El juego es la actividad fundamental del niño. El niño que no ha podido expresarse a través del juego será un adulto con una capacidad creativa e imaginativa mermada, capacidades que se potencian conforme se amplía la posibilidad lúdica, mediante juegos, actividades expresivas, corporales y deportivas. No se trata solo de proporcionarle juguetes, sin más.

  • Mediante los juegos iniciales, el bebé construye su cuerpo y, como parte importante del mismo, su sistema nervioso. Ese mecanismo de construcción es binario, funciona por oposición y contraste, y su realización inicial se produce mediante la exploración de texturas, superficies, consistencias y agujeros.

Los primeros objetos de juego del bebé son su propio cuerpo, el de su madre, las babas, el alimento, el pis, la caca, los elementos de su higiene, la ropa y cualquier objeto a su alcance.

  • El juego es el medio de aprendizaje a través del cual el niño investiga, explora y descubre el mundo que le rodea. Conociendo el mundo, el niño se conoce a sí mismo.
  • Es su medio de expresión, comunicación y elaboración de conflictos. Repite simbólicamente situaciones placenteras y penosas, exteriorizándolas, poniéndolas fuera, intentando dominarlas a través de su actividad.
  • La manipulación de materiales y objetos es una base fundamental para el desarrollo de su capacidad lógica y simbólica.
  • Jugando, además, el niño se inicia en los roles que podrá desempeñar en el futuro.
  • El niño tiene capacidad espontánea para crear juegos, como arrojar cosas fuera de su alcance, taparse con la sábana, esconderse, meter objetos en agujeros, abrir y cerrar puertas y cajas. El hecho de que juguemos con él, e incorporemos el lenguaje y el canto, le permite enriquecer y fortalecer la construcción de su tan importante mundo de fantasía.

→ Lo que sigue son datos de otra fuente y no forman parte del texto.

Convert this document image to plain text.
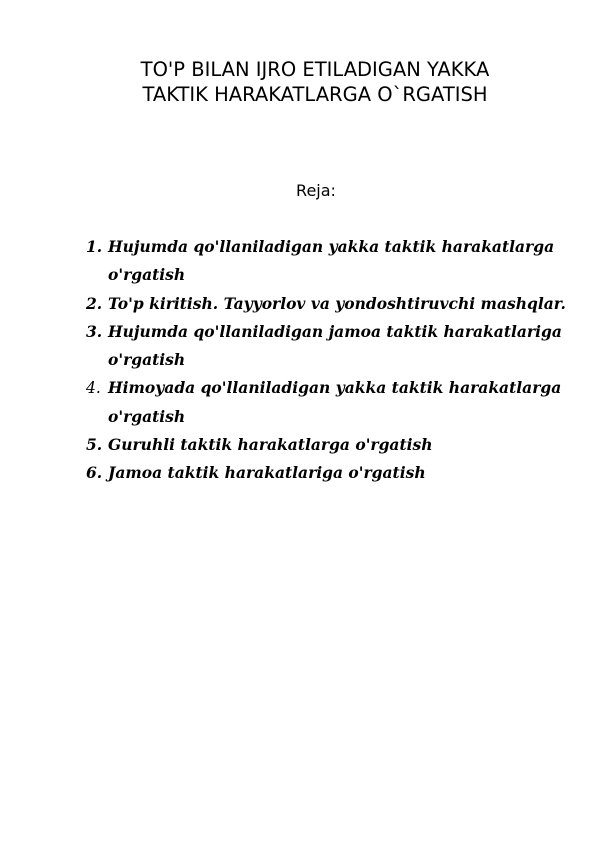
TO'P BILAN IJRO ETILADIGAN YAKKA
TAKTIK HARAKATLARGA O`RGATISH

Reja:

1. Hujumda qo'llaniladigan yakka taktik harakatlarga o'rgatish
2. To'p kiritish. Tayyorlov va yondoshtiruvchi mashqlar.
3. Hujumda qo'llaniladigan jamoa taktik harakatlariga o'rgatish
4. Himoyada qo'llaniladigan yakka taktik harakatlarga o'rgatish
5. Guruhli taktik harakatlarga o'rgatish
6. Jamoa taktik harakatlariga o'rgatish
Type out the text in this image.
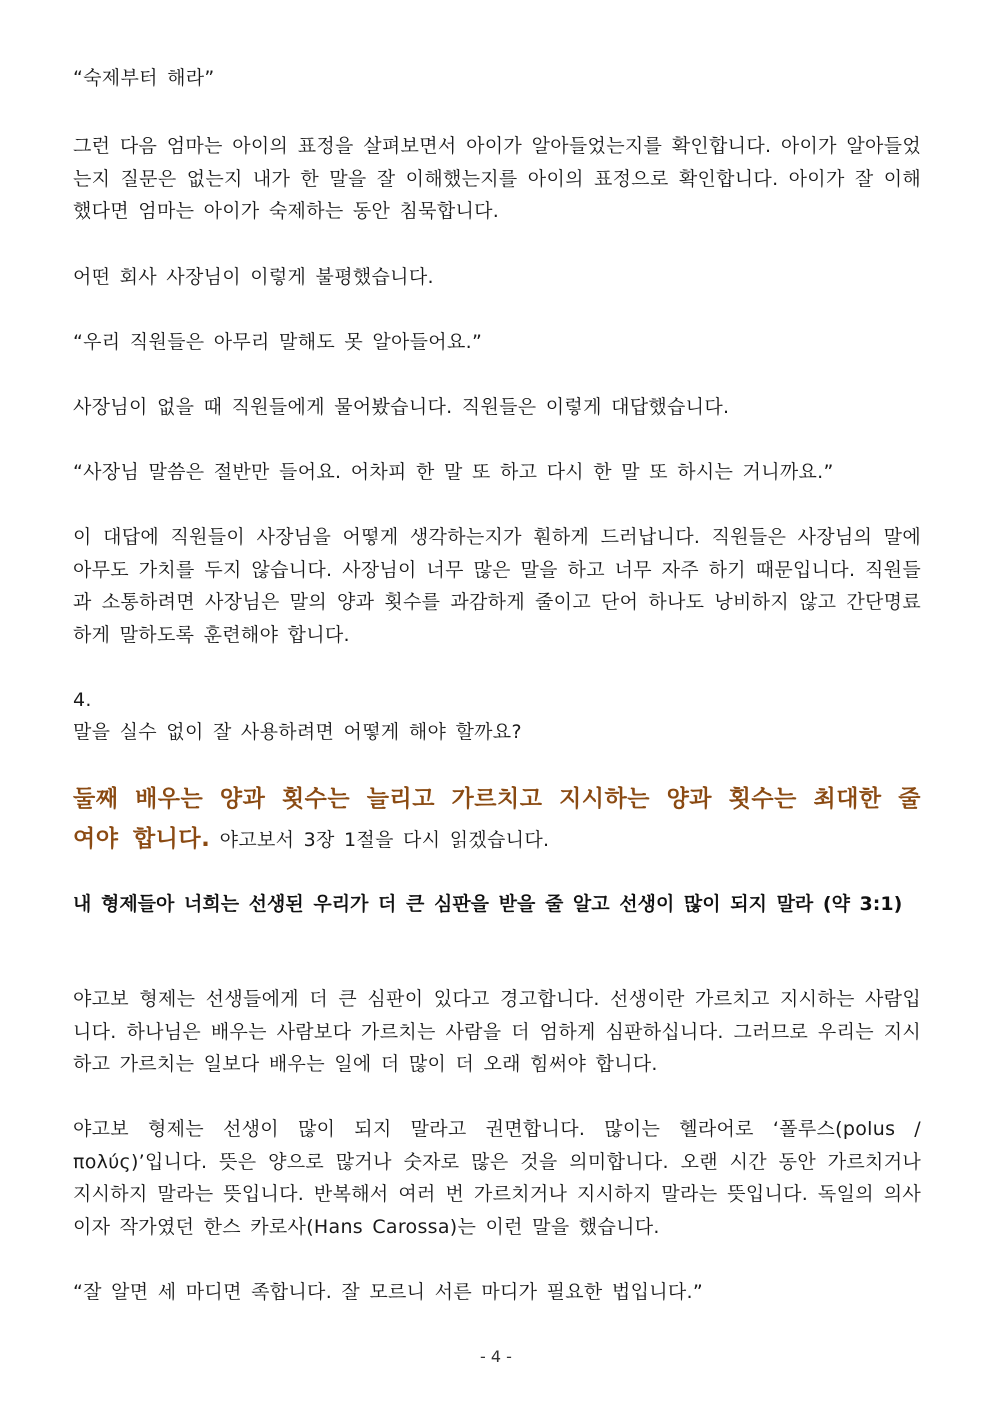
“숙제부터 해라”

그런 다음 엄마는 아이의 표정을 살펴보면서 아이가 알아들었는지를 확인합니다. 아이가 알아들었는지 질문은 없는지 내가 한 말을 잘 이해했는지를 아이의 표정으로 확인합니다. 아이가 잘 이해했다면 엄마는 아이가 숙제하는 동안 침묵합니다.

어떤 회사 사장님이 이렇게 불평했습니다.

“우리 직원들은 아무리 말해도 못 알아들어요.”

사장님이 없을 때 직원들에게 물어봤습니다. 직원들은 이렇게 대답했습니다.

“사장님 말씀은 절반만 들어요. 어차피 한 말 또 하고 다시 한 말 또 하시는 거니까요.”

이 대답에 직원들이 사장님을 어떻게 생각하는지가 훤하게 드러납니다. 직원들은 사장님의 말에 아무도 가치를 두지 않습니다. 사장님이 너무 많은 말을 하고 너무 자주 하기 때문입니다. 직원들과 소통하려면 사장님은 말의 양과 횟수를 과감하게 줄이고 단어 하나도 낭비하지 않고 간단명료하게 말하도록 훈련해야 합니다.

4.

말을 실수 없이 잘 사용하려면 어떻게 해야 할까요?

둘째 배우는 양과 횟수는 늘리고 가르치고 지시하는 양과 횟수는 최대한 줄여야 합니다. 야고보서 3장 1절을 다시 읽겠습니다.

내 형제들아 너희는 선생된 우리가 더 큰 심판을 받을 줄 알고 선생이 많이 되지 말라 (약 3:1)

야고보 형제는 선생들에게 더 큰 심판이 있다고 경고합니다. 선생이란 가르치고 지시하는 사람입니다. 하나님은 배우는 사람보다 가르치는 사람을 더 엄하게 심판하십니다. 그러므로 우리는 지시하고 가르치는 일보다 배우는 일에 더 많이 더 오래 힘써야 합니다.

야고보 형제는 선생이 많이 되지 말라고 권면합니다. 많이는 헬라어로 ‘폴루스(polus / πολύς)’입니다. 뜻은 양으로 많거나 숫자로 많은 것을 의미합니다. 오랜 시간 동안 가르치거나 지시하지 말라는 뜻입니다. 반복해서 여러 번 가르치거나 지시하지 말라는 뜻입니다. 독일의 의사이자 작가였던 한스 카로사(Hans Carossa)는 이런 말을 했습니다.

“잘 알면 세 마디면 족합니다. 잘 모르니 서른 마디가 필요한 법입니다.”

- 4 -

Cómo acompañar el juego del niño en casa

El juego del niño tiene más posibilidades en la medida en que haya aprendido a jugar con los padres. Cuando un niño pide un juguete, está reclamando afecto. El juguete puede ser sustituido por la presencia, el amor y la atención de los padres, pero ese afecto no puede ser sustituido por el juguete. La mejor manera de incentivar y valorar el juego de un niño es compartiendo la experiencia con él.

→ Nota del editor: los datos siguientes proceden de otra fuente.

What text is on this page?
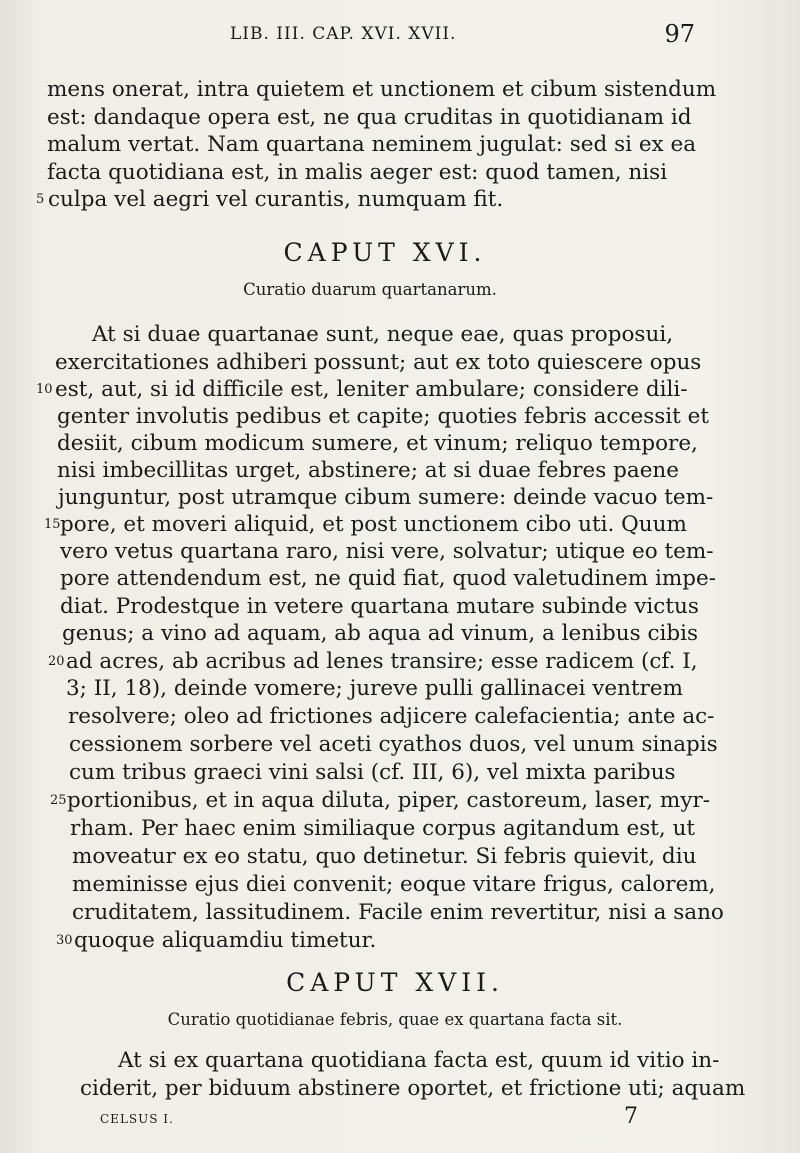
LIB. III. CAP. XVI. XVII.	97
mens onerat, intra quietem et unctionem et cibum sistendum
est: dandaque opera est, ne qua cruditas in quotidianam id
malum vertat. Nam quartana neminem jugulat: sed si ex ea
facta quotidiana est, in malis aeger est: quod tamen, nisi
5 culpa vel aegri vel curantis, numquam fit.
CAPUT XVI.
Curatio duarum quartanarum.
At si duae quartanae sunt, neque eae, quas proposui,
exercitationes adhiberi possunt; aut ex toto quiescere opus
10 est, aut, si id difficile est, leniter ambulare; considere dili-
genter involutis pedibus et capite; quoties febris accessit et
desiit, cibum modicum sumere, et vinum; reliquo tempore,
nisi imbecillitas urget, abstinere; at si duae febres paene
junguntur, post utramque cibum sumere: deinde vacuo tem-
15 pore, et moveri aliquid, et post unctionem cibo uti. Quum
vero vetus quartana raro, nisi vere, solvatur; utique eo tem-
pore attendendum est, ne quid fiat, quod valetudinem impe-
diat. Prodestque in vetere quartana mutare subinde victus
genus; a vino ad aquam, ab aqua ad vinum, a lenibus cibis
20 ad acres, ab acribus ad lenes transire; esse radicem (cf. I,
3; II, 18), deinde vomere; jureve pulli gallinacei ventrem
resolvere; oleo ad frictiones adjicere calefacientia; ante ac-
cessionem sorbere vel aceti cyathos duos, vel unum sinapis
cum tribus graeci vini salsi (cf. III, 6), vel mixta paribus
25 portionibus, et in aqua diluta, piper, castoreum, laser, myr-
rham. Per haec enim similiaque corpus agitandum est, ut
moveatur ex eo statu, quo detinetur. Si febris quievit, diu
meminisse ejus diei convenit; eoque vitare frigus, calorem,
cruditatem, lassitudinem. Facile enim revertitur, nisi a sano
30 quoque aliquamdiu timetur.
CAPUT XVII.
Curatio quotidianae febris, quae ex quartana facta sit.
At si ex quartana quotidiana facta est, quum id vitio in-
ciderit, per biduum abstinere oportet, et frictione uti; aquam
CELSUS I.	7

El niño que ha visto desvalorizados sus juegos corre el riesgo de ser un adulto que no se valore a sí mismo.La paciencia que pongamos en alentar, reconocer y alabar sus esfuerzos, las buenas palabras, las benditas palabras, ayudan en esa dirección. En cambio, los reproches, las palabras malditas, los regaños, las burlas, los motes, los golpes y los castigos conducen a una construcción masoquista, invadida de sentimientos de culpa, que pesará negativamente en la vida futura de ese niño.

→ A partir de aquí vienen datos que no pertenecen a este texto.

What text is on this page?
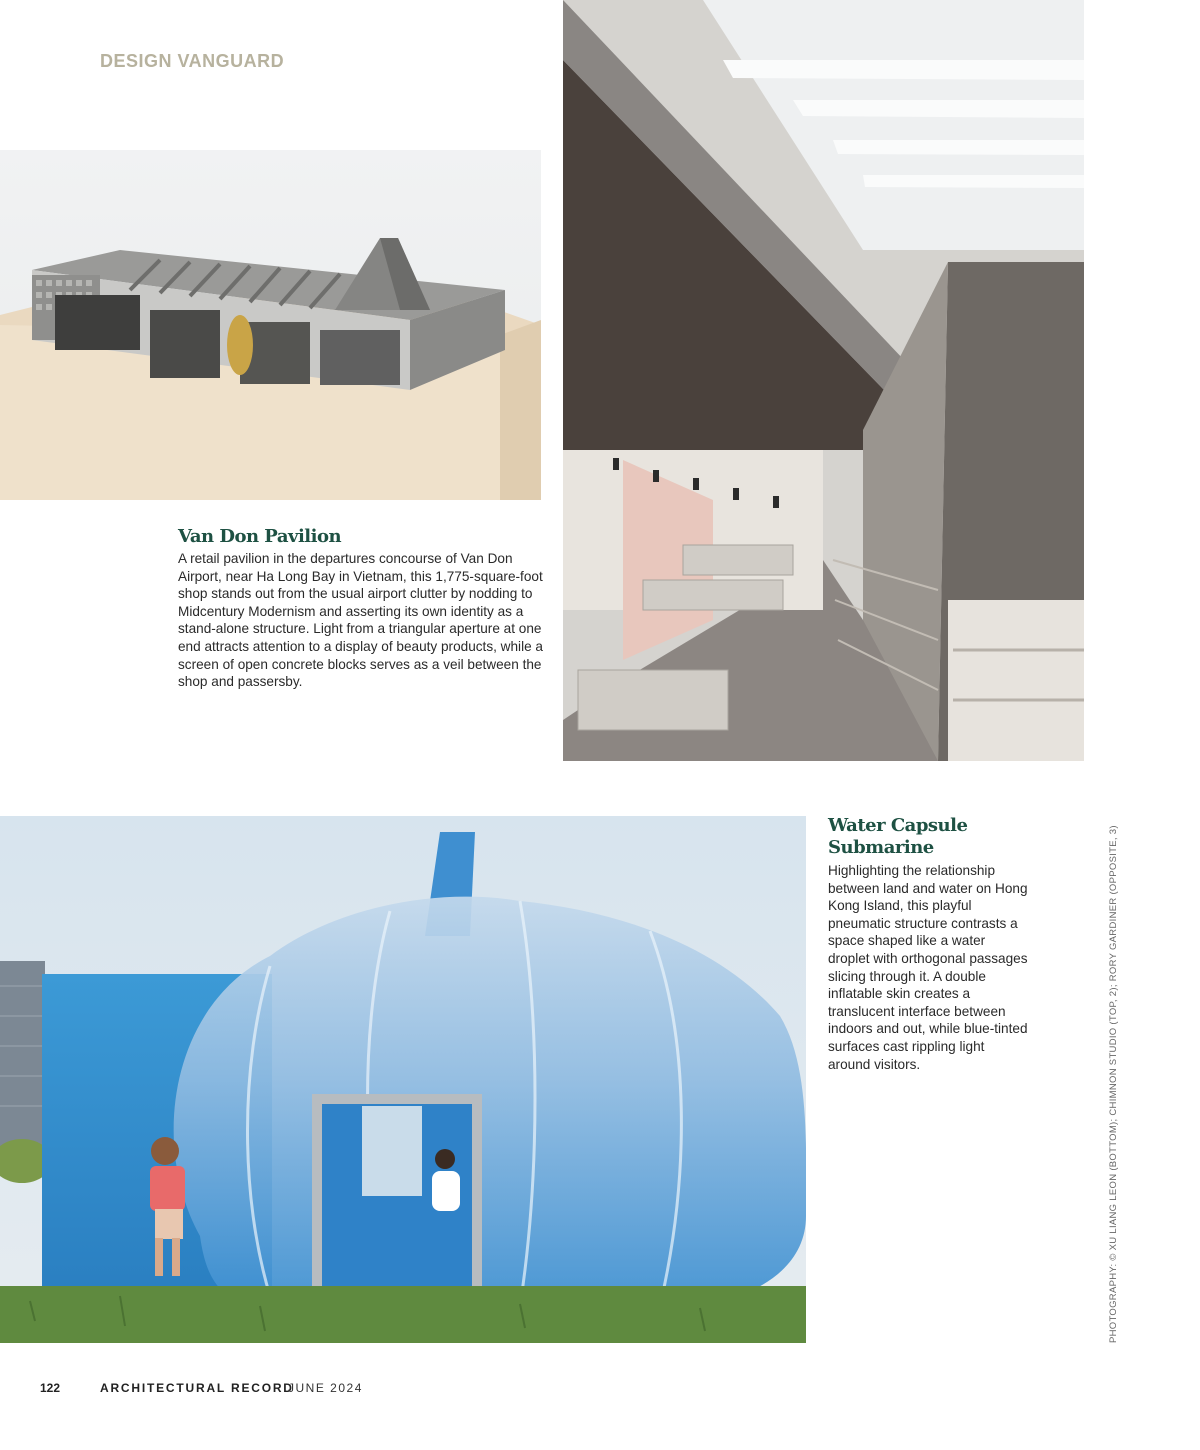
DESIGN VANGUARD
Van Don Pavilion

A retail pavilion in the departures concourse of Van Don Airport, near Ha Long Bay in Vietnam, this 1,775-square-foot shop stands out from the usual airport clutter by nodding to Midcentury Modernism and asserting its own identity as a stand-alone structure. Light from a triangular aperture at one end attracts attention to a display of beauty products, while a screen of open concrete blocks serves as a veil between the shop and passersby.

Water Capsule Submarine

Highlighting the relationship between land and water on Hong Kong Island, this playful pneumatic structure contrasts a space shaped like a water droplet with orthogonal passages slicing through it. A double inflatable skin creates a translucent interface between indoors and out, while blue-tinted surfaces cast rippling light around visitors.	PHOTOGRAPHY: © XU LIANG LEON (BOTTOM); CHIMNON STUDIO (TOP, 2); RORY GARDINER (OPPOSITE, 3)
122	ARCHITECTURAL RECORD
JUNE 2024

Valorar la capacidad lúdica de nuestro hijo es facilitarle una actividad adulta más satisfactoria y gratificante.

Quedarán entonces comprometidas la relación con los demás, la capacidad intelectual y de aprendizaje, la imaginación y creatividad, la inquietud y el deseo, la salud física y mental, que son indisociables. Los estados depresivos, de ansiedad o de angustia y las manifestaciones sintomáticas patológicas suelen coincidir con carencias en la construcción de ese mundo de fantasías.